Fayette to decide Thursday on alcohol sales vote in July
The Fayette County Commission is expected Thursday night to formally approve funding for the new public safety headquarters and emergency operations center.
The county has been selected to receive a $1 million grant to construct the emergency operations center, which will be merged with a fire station to replace the county’s fire station in downtown Fayetteville.
The commission is also expected to approve putting a referendum for Sunday alcohol sales on the July 31 primary ballot. The county decided not to put it on the ballot last year because it would have required holding a special election.
If approved by voters countywide, Sunday sales would start Aug. 26 at stores located in unincorporated Fayette County.
The emergency operations center will be built on land it already owns at the corner of Lee Street and Melear Way, just off Ga. Highway 85 south. Part of the project will include a new county fire station for downtown Fayetteville.
The grant award to the Fayette County Emergency Management Agency was announced by Georgia Gov. Nathan Deal Nov. 4.
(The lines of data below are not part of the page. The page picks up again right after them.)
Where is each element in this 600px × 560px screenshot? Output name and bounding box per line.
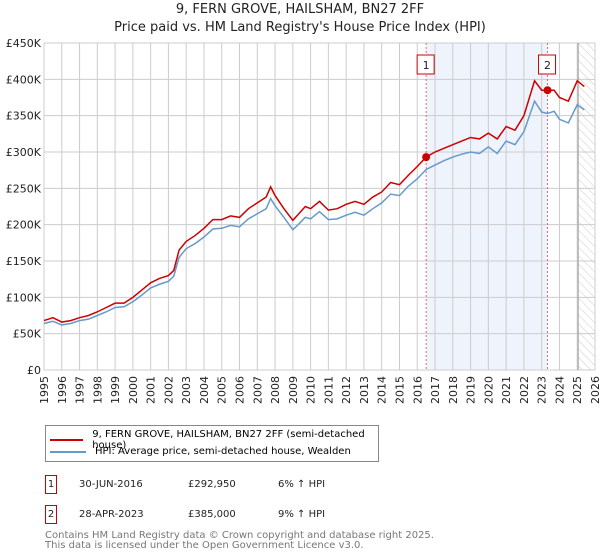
x-tick-label: 2018 — [447, 376, 460, 404]
legend-swatch — [50, 439, 84, 441]
x-tick-label: 2000 — [127, 376, 140, 404]
x-tick-label: 2006 — [234, 376, 247, 404]
annotation-label: 2 — [544, 59, 551, 72]
transaction-date: 30-JUN-2016 — [79, 479, 143, 490]
x-tick-label: 2022 — [518, 376, 531, 404]
y-tick-label: £350K — [6, 110, 42, 123]
y-tick-label: £150K — [6, 255, 42, 268]
x-tick-label: 2008 — [269, 376, 282, 404]
transaction-hpi: 9% ↑ HPI — [278, 509, 326, 520]
sale-point — [422, 153, 431, 162]
footer-copyright: Contains HM Land Registry data © Crown c… — [45, 530, 434, 541]
x-tick-label: 2009 — [287, 376, 300, 404]
x-tick-label: 2001 — [145, 376, 158, 404]
x-tick-label: 2014 — [376, 376, 389, 404]
x-tick-label: 2011 — [322, 376, 335, 404]
transaction-price: £385,000 — [188, 509, 236, 520]
y-tick-label: £450K — [6, 37, 42, 50]
y-tick-label: £400K — [6, 73, 42, 86]
annotation-box — [416, 54, 435, 75]
x-tick-label: 2026 — [589, 376, 600, 404]
x-tick-label: 2021 — [500, 376, 513, 404]
x-tick-label: 2024 — [553, 376, 566, 404]
footer: Contains HM Land Registry data © Crown c… — [45, 531, 434, 551]
legend-item-hpi: HPI: Average price, semi-detached house,… — [50, 446, 351, 457]
transaction-hpi: 6% ↑ HPI — [278, 479, 326, 490]
x-tick-label: 2013 — [358, 376, 371, 404]
chart-title: 9, FERN GROVE, HAILSHAM, BN27 2FF — [175, 2, 425, 17]
y-tick-label: £250K — [6, 182, 42, 195]
y-tick-label: £50K — [13, 328, 42, 341]
legend-label: HPI: Average price, semi-detached house,… — [95, 446, 351, 457]
footer-licence: This data is licensed under the Open Gov… — [45, 540, 364, 551]
x-tick-label: 2025 — [571, 376, 584, 404]
x-tick-label: 2016 — [411, 376, 424, 404]
transaction-date: 28-APR-2023 — [79, 509, 144, 520]
series-line — [43, 79, 585, 323]
transaction-marker: 1 — [45, 475, 57, 494]
x-tick-label: 1998 — [91, 376, 104, 404]
y-tick-label: £200K — [6, 219, 42, 232]
transaction-marker: 2 — [45, 505, 57, 524]
forecast-hatch — [578, 43, 595, 370]
x-tick-label: 2002 — [162, 376, 175, 404]
x-tick-label: 2012 — [340, 376, 353, 404]
legend-item-property: 9, FERN GROVE, HAILSHAM, BN27 2FF (semi-… — [50, 429, 378, 451]
annotation-label: 1 — [423, 59, 430, 72]
x-tick-label: 2004 — [198, 376, 211, 404]
x-tick-label: 2023 — [536, 376, 549, 404]
annotation-box — [538, 54, 557, 75]
y-tick-label: £300K — [6, 146, 42, 159]
x-tick-label: 2010 — [305, 376, 318, 404]
line-chart: 1995 1996 1997 1998 1999 2000 2001 2002 2003 2004… — [6, 37, 600, 404]
x-tick-label: 2007 — [251, 376, 264, 404]
x-tick-label: 2003 — [180, 376, 193, 404]
y-tick-label: £0 — [27, 364, 41, 377]
legend-swatch — [50, 450, 86, 453]
x-tick-label: 2017 — [429, 376, 442, 404]
transaction-price: £292,950 — [188, 479, 236, 490]
x-tick-label: 2015 — [393, 376, 406, 404]
series-line — [43, 99, 585, 326]
x-tick-label: 2019 — [465, 376, 478, 404]
x-tick-label: 2020 — [482, 376, 495, 404]
y-tick-label: £100K — [6, 291, 42, 304]
legend-label: 9, FERN GROVE, HAILSHAM, BN27 2FF (semi-… — [92, 429, 365, 451]
legend: 9, FERN GROVE, HAILSHAM, BN27 2FF (semi-… — [45, 425, 379, 462]
x-tick-label: 1995 — [38, 376, 51, 404]
x-tick-label: 1997 — [74, 376, 87, 404]
x-tick-label: 1999 — [109, 376, 122, 404]
shaded-period — [426, 43, 548, 370]
x-tick-label: 1996 — [56, 376, 69, 404]
sale-point — [543, 86, 552, 95]
chart-subtitle: Price paid vs. HM Land Registry's House … — [114, 20, 486, 35]
x-tick-label: 2005 — [216, 376, 229, 404]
While the EOC is designed to be used in the case of a disaster, it often has been activated in advance of potentially extreme severe weather, such as the tornados earlier this year that ultimately missed Fayette County.
The new EOC will enhance the safety of emergency management personnel and also significantly improve the coordination of response and interoperability to incidents in the community and throughout the region, county officials said.
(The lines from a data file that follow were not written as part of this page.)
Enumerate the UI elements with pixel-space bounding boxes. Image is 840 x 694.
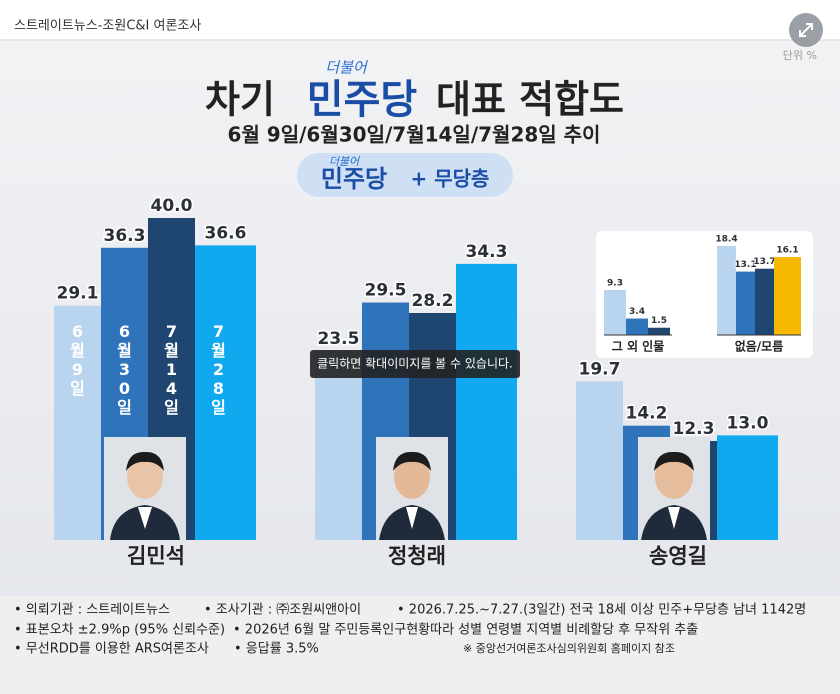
value-label: 13.1 bbox=[734, 260, 756, 270]
inset-chart: 9.3 18.4 3.4 13.1 1.5 13.716.1 그 외 인물 없음/모름 bbox=[604, 233, 801, 354]
tooltip: 클릭하면 확대이미지를 볼 수 있습니다. bbox=[310, 350, 520, 378]
value-label: 3.4 bbox=[629, 307, 645, 317]
value-label: 13.7 bbox=[753, 257, 775, 267]
note: • 의뢰기관 : 스트레이트뉴스 bbox=[14, 603, 170, 618]
bar bbox=[755, 268, 774, 335]
badge bbox=[297, 153, 513, 197]
bar bbox=[648, 327, 670, 335]
series-name: 7월28일 bbox=[211, 322, 226, 417]
value-label: 13.0 bbox=[727, 413, 769, 433]
badge-party: 민주당 bbox=[321, 165, 387, 193]
value-label: 34.3 bbox=[466, 242, 508, 262]
category-label: 정청래 bbox=[388, 544, 446, 568]
bar bbox=[195, 245, 256, 540]
value-label: 14.2 bbox=[626, 404, 668, 424]
category-label: 송영길 bbox=[649, 544, 707, 568]
value-label: 12.3 bbox=[673, 419, 715, 439]
bar bbox=[774, 257, 801, 335]
badge-party-tag: 더불어 bbox=[329, 155, 361, 168]
photo bbox=[638, 437, 710, 540]
category-label: 없음/모름 bbox=[735, 339, 784, 354]
title-party: 민주당 bbox=[307, 77, 418, 123]
title-prefix: 차기 bbox=[205, 78, 275, 122]
title-suffix: 대표 적합도 bbox=[436, 78, 624, 122]
value-label: 19.7 bbox=[579, 359, 621, 379]
source: 스트레이트뉴스-조원C&I 여론조사 bbox=[14, 19, 201, 34]
series-name: 6월30일 bbox=[117, 322, 132, 417]
value-label: 29.5 bbox=[365, 281, 407, 301]
note: • 2026년 6월 말 주민등록인구현황따라 성별 연령별 지역별 비례할당 … bbox=[233, 623, 698, 638]
bar bbox=[315, 350, 362, 540]
badge-extra: + 무당층 bbox=[411, 167, 490, 191]
note: • 조사기관 : ㈜조원씨앤아이 bbox=[204, 603, 361, 618]
note: • 표본오차 ±2.9%p (95% 신뢰수준) bbox=[14, 623, 225, 638]
bar bbox=[604, 289, 626, 335]
category-label: 김민석 bbox=[127, 544, 185, 568]
value-label: 9.3 bbox=[607, 278, 623, 288]
value-label: 28.2 bbox=[412, 291, 454, 311]
note: ※ 중앙선거여론조사심의위원회 홈페이지 참조 bbox=[463, 641, 675, 655]
photo bbox=[104, 437, 186, 540]
value-label: 1.5 bbox=[651, 316, 667, 326]
subtitle: 6월 9일/6월30일/7월14일/7월28일 추이 bbox=[228, 123, 601, 147]
tooltip-text: 클릭하면 확대이미지를 볼 수 있습니다. bbox=[317, 357, 513, 371]
category-label: 그 외 인물 bbox=[612, 339, 665, 354]
series-name: 6월9일 bbox=[70, 322, 85, 398]
header-bar bbox=[0, 0, 840, 40]
bar bbox=[456, 263, 517, 540]
value-label: 29.1 bbox=[57, 284, 99, 304]
note: • 응답률 3.5% bbox=[234, 642, 319, 657]
expand-button[interactable] bbox=[789, 13, 823, 47]
value-label: 16.1 bbox=[776, 246, 798, 256]
bar bbox=[626, 318, 648, 335]
photo bbox=[376, 437, 448, 540]
bar bbox=[736, 271, 755, 335]
note: • 2026.7.25.~7.27.(3일간) 전국 18세 이상 민주+무당층… bbox=[397, 603, 806, 618]
bar bbox=[717, 245, 736, 335]
value-label: 18.4 bbox=[715, 234, 737, 244]
footer bbox=[0, 596, 840, 694]
bar bbox=[717, 435, 778, 540]
bar bbox=[54, 305, 101, 540]
value-label: 36.3 bbox=[104, 226, 146, 246]
title-party-tag: 더불어 bbox=[325, 59, 369, 77]
bar bbox=[576, 381, 623, 540]
photos bbox=[104, 437, 710, 540]
unit: 단위 % bbox=[783, 49, 817, 62]
value-label: 36.6 bbox=[205, 223, 247, 243]
note: • 무선RDD를 이용한 ARS여론조사 bbox=[14, 642, 209, 657]
series-name: 7월14일 bbox=[164, 322, 179, 417]
value-label: 40.0 bbox=[151, 196, 193, 216]
notes: • 의뢰기관 : 스트레이트뉴스 • 조사기관 : ㈜조원씨앤아이 • 2026.7… bbox=[14, 603, 806, 657]
value-label: 23.5 bbox=[318, 329, 360, 349]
Replacing the emergency operations center has been in the county’s capital budget for about 10 years, County Manager Jack Krakeel has said.
In other business the commission will hear a presentation on the results from the recent recreation needs survey of local residents. The detailed survey questioned if voters would support more funding for recreation, and the most favorable responses (likely and very likely to support) reached 39 percent for either a special purpose local option sales tax or a bond issue. That same support only won 25 percent support for paying more in taxes to fund a specific list of recreation improvements.
Likewise, the tax increase drew a 47 percent “not likely to support” result and the SPLOST concept had 37 percent response rate for “not likely to support.”